Shadow-rate VAR

Motivation

A shadow-rate VAR is a VAR framework designed for settings where an observed policy rate is constrained by an effective lower bound (ELB).

The key idea is to distinguish between:

  • an observed short rate \(i_t\) (censored at the ELB), and

  • a latent shadow rate \(s_t\) that can move below the ELB.

A common measurement (censoring) relationship is:

\[ i_t = \max\{\mathrm{ELB},\, s_t\}. \]

Block-hybrid intuition (paper background)

The paper motivating this toolkit discusses block-hybrid variants in which:

  • macroeconomic variables respond to lagged observed rates, whilst

  • financial variables may load on lagged shadow rates.
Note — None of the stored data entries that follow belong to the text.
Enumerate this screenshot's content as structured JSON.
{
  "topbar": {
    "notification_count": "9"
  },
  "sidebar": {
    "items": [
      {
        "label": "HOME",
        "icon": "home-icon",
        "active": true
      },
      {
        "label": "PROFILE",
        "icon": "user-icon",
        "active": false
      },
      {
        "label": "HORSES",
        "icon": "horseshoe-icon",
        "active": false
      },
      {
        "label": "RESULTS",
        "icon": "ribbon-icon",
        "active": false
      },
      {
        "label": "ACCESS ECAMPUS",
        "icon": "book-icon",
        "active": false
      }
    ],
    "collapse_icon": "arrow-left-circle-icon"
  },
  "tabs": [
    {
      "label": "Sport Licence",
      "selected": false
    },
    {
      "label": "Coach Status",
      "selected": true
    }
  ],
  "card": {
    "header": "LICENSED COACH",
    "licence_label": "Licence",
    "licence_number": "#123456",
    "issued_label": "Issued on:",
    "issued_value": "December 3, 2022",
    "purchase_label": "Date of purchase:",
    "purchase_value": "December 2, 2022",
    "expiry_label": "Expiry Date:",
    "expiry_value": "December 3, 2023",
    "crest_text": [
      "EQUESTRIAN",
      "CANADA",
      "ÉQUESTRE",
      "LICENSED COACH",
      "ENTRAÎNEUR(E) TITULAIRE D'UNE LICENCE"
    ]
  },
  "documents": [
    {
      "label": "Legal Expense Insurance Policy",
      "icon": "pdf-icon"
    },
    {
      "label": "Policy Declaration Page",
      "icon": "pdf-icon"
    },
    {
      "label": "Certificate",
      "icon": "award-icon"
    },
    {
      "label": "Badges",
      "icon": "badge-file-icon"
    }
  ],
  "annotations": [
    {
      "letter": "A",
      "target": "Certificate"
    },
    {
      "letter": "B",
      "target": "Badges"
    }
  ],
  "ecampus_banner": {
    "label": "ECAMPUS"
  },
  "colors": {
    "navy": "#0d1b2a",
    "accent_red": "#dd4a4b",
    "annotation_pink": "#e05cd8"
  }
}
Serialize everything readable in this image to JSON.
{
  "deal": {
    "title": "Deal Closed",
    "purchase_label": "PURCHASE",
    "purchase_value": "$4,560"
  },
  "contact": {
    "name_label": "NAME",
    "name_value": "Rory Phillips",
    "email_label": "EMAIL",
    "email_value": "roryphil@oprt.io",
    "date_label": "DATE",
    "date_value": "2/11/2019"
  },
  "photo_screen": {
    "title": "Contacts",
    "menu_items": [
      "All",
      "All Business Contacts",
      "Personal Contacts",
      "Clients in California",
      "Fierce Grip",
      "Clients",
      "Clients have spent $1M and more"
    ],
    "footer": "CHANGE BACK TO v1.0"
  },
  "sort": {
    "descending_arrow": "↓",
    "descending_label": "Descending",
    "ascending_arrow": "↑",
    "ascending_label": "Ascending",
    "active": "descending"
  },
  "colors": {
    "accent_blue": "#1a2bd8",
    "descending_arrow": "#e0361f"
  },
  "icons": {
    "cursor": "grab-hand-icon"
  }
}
This is intended to capture a distinction between:

  • economic agents facing administered rates, and

  • financial markets pricing off shadow policy expectations.

In this toolkit

The Python toolkit implements a practical SRVAR workflow centred on:

  • reduced-form Bayesian VARs,

  • ELB/shadow-rate data augmentation (sampling latent values at the bound), and

  • optional diagonal stochastic volatility.

It does not currently implement the full structural SVAR/block-hybrid state-space system described in the paper. Instead, it provides an ELB-aware VAR likelihood by treating ELB-bound observations as latent and sampling them subject to the constraint.